Comprehensive Metrics
Go beyond simple click-through rates. Understand search performance with industry-standard IR metrics and interactive visualizations.
Quantifying Search Relevance
Metrics are calculated against a "ground truth", which is called "Expected Results" in our platform. You can have one or more sets, and use all or their subset. This is typically a CSV file you provide, mapping queries to a list of known relevant document URLs. The platform uses this data to automatically calculate a suite of metrics for every test run.
Key Metrics Supported
Precision@K
Measures the exactness of the results by calculating the proportion of relevant documents found in the top K results. A higher score indicates more relevant results were returned at the top of the page.
Recall
Measures the completeness of the results, indicating the fraction of ALL relevant documents that were successfully retrieved.
nDCG@K (Normalized Discounted Cumulative Gain)
A sophisticated, rank-aware metric that evaluates the quality of the ranking. It rewards relevant documents that appear higher in the search results, making it a powerful indicator of overall performance.
Mean Reciprocal Rank (MRR)
Focuses on how quickly the *first* correct answer is found.
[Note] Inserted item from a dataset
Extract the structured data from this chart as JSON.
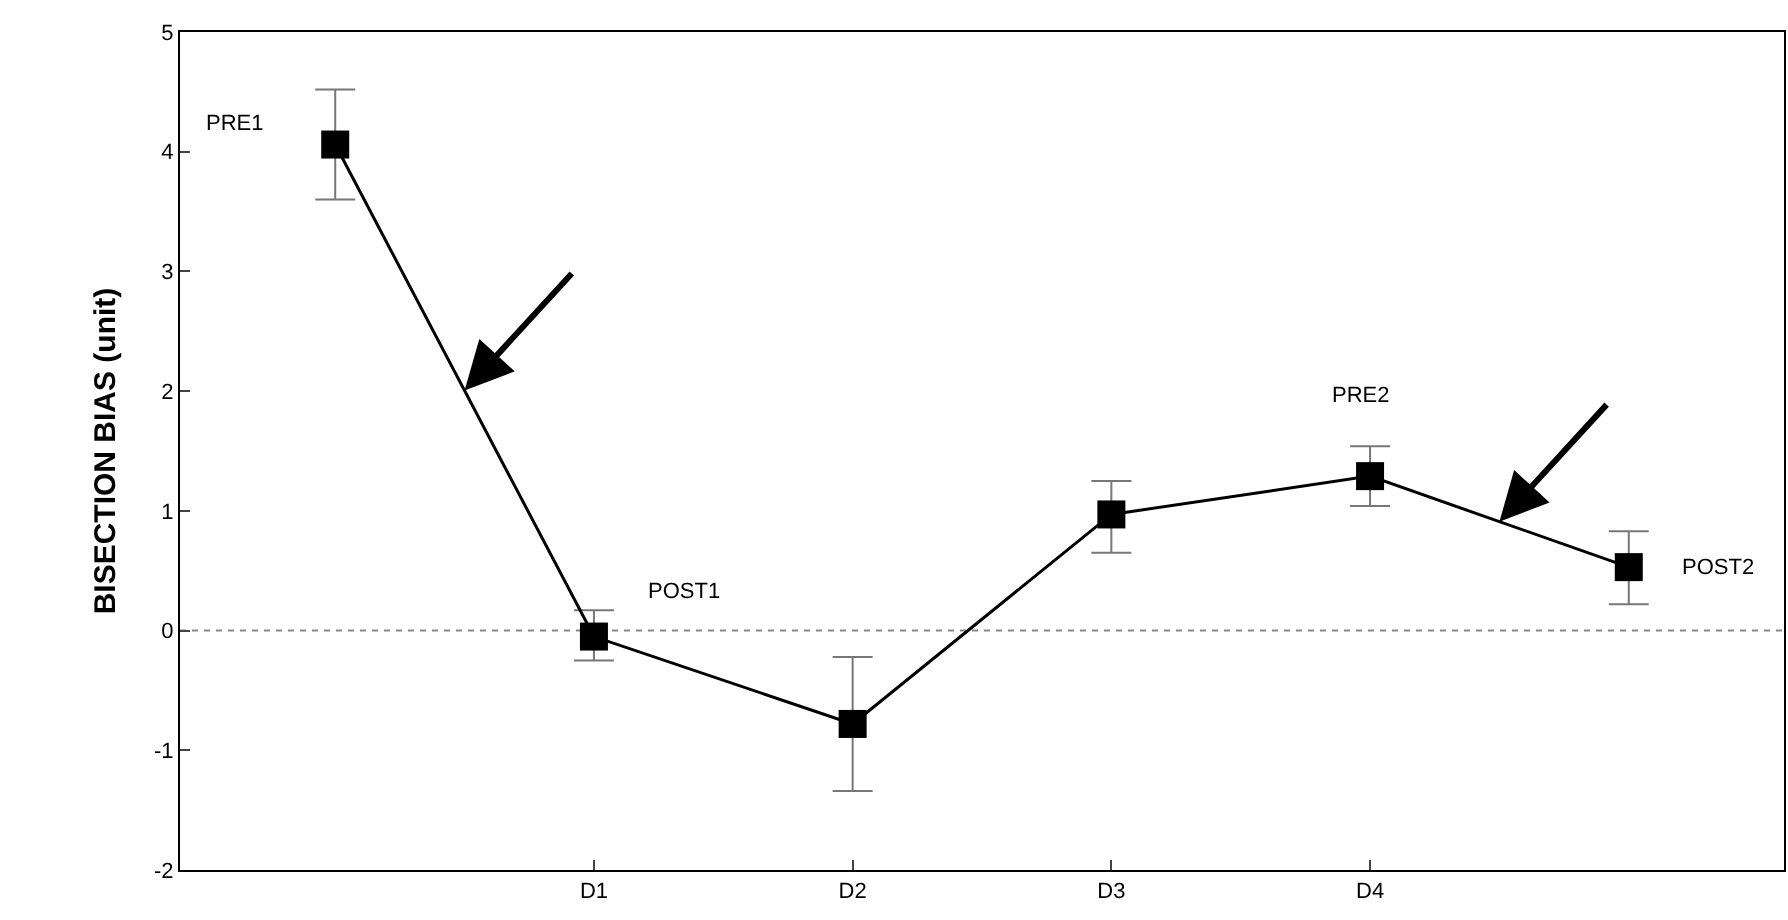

It's the average of the reciprocal ranks of the first relevant document for a set of queries.
Overlap & Diversity
Analyze the similarity between result sets from different configurations using Jaccard index and other overlap metrics. You can also measure result diversity by counting unique domains and titles.
Statistical Significance
The platform automatically runs pairwise statistical tests (like the Wilcoxon signed-rank test) to determine if the difference in performance between two configurations is statistically significant, helping you avoid making decisions based on random noise.